While in prison, she wrote If They Come in the Morning: Voices of Resistance (The Third Press, 1971), a collection of writings on legal trials and prisons in the United States. In one of the essays, “Notes on Self-Representation”, she reflects on her own defence and writes: “I am charged with three capital offenses – murder, kidnapping, and conspiracy. My life is at stake in this case – not simply the life of a lone individual, but a life which has been given over to the struggles of my people, a life which belongs to Black people who are tired of poverty, and racism, of the unjust imprisonment of tens of thousands of our brothers and sisters.”

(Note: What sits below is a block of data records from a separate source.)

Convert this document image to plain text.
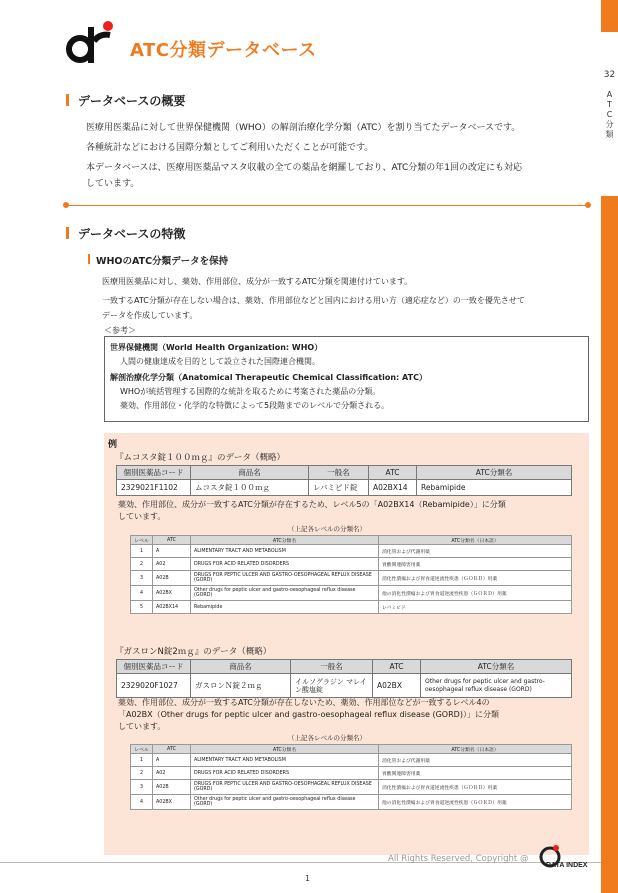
32
A
T
C
分
類
ATC分類データベース
データベースの概要
医療用医薬品に対して世界保健機関（WHO）の解剖治療化学分類（ATC）を割り当てたデータベースです。
各種統計などにおける国際分類としてご利用いただくことが可能です。
本データベースは、医療用医薬品マスタ収載の全ての薬品を網羅しており、ATC分類の年1回の改定にも対応
しています。
データベースの特徴
WHOのATC分類データを保持
医療用医薬品に対し、薬効、作用部位、成分が一致するATC分類を関連付けています。
一致するATC分類が存在しない場合は、薬効、作用部位などと国内における用い方（適応症など）の一致を優先させて
データを作成しています。
＜参考＞
世界保健機関（World Health Organization: WHO）
人間の健康達成を目的として設立された国際連合機関。
解剖治療化学分類（Anatomical Therapeutic Chemical Classification: ATC）
WHOが統括管理する国際的な統計を取るために考案された薬品の分類。
薬効、作用部位・化学的な特徴によって5段階までのレベルで分類される。
例
『ムコスタ錠１００ｍｇ』のデータ（概略）
個別医薬品コード	商品名	一般名	ATC	ATC分類名
2329021F1102	ムコスタ錠１００ｍｇ	レバミピド錠	A02BX14	Rebamipide
薬効、作用部位、成分が一致するATC分類が存在するため、レベル5の「A02BX14（Rebamipide）」に分類
しています。
（上記各レベルの分類名）
レベル	ATC	ATC分類名	ATC分類名（日本語）
1	A	ALIMENTARY TRACT AND METABOLISM	消化管および代謝用薬
2	A02	DRUGS FOR ACID RELATED DISORDERS	胃酸関連障害用薬
3	A02B	DRUGS FOR PEPTIC ULCER AND GASTRO-OESOPHAGEAL REFLUX DISEASE (GORD)	消化性潰瘍および胃食道逆流性疾患（ＧＯＲＤ）用薬
4	A02BX	Other drugs for peptic ulcer and gastro-oesophageal reflux disease (GORD)	他の消化性潰瘍および胃食道逆流性疾患（ＧＯＲＤ）用薬
5	A02BX14	Rebamipide	レバミピド
『ガスロンN錠2ｍｇ』のデータ（概略）
個別医薬品コード	商品名	一般名	ATC	ATC分類名
2329020F1027	ガスロンＮ錠２ｍｇ	イルソグラジン マレイン酸塩錠	A02BX	Other drugs for peptic ulcer and gastro-oesophageal reflux disease (GORD)
薬効、作用部位、成分が一致するATC分類が存在しないため、薬効、作用部位などが一致するレベル4の
「A02BX（Other drugs for peptic ulcer and gastro-oesophageal reflux disease (GORD)）」に分類
しています。
（上記各レベルの分類名）
レベル	ATC	ATC分類名	ATC分類名（日本語）
1	A	ALIMENTARY TRACT AND METABOLISM	消化管および代謝用薬
2	A02	DRUGS FOR ACID RELATED DISORDERS	胃酸関連障害用薬
3	A02B	DRUGS FOR PEPTIC ULCER AND GASTRO-OESOPHAGEAL REFLUX DISEASE (GORD)	消化性潰瘍および胃食道逆流性疾患（ＧＯＲＤ）用薬
4	A02BX	Other drugs for peptic ulcer and gastro-oesophageal reflux disease (GORD)	他の消化性潰瘍および胃食道逆流性疾患（ＧＯＲＤ）用薬
All Rights Reserved, Copyright @
DATA INDEX
1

Davis has been working in prisons since the 1960s, firmly convinced that the prison system should be abolished, because she believes that it persists not because of its correctional effectiveness but because of its profitability. In the book Abolition Democracy: Beyond Empire, Prisons, and Torture (2005), she speaks of a triple abolition: the abolition of the death penalty, of the prison-industrial complex and of all traces and legacies of racial oppression enduring in capital punishment and in the prison system. That is, she advocates for replacing the police and prison system with other institutions, because the current system continues to be a reflection of the historical violence associated with slavery and colonisation.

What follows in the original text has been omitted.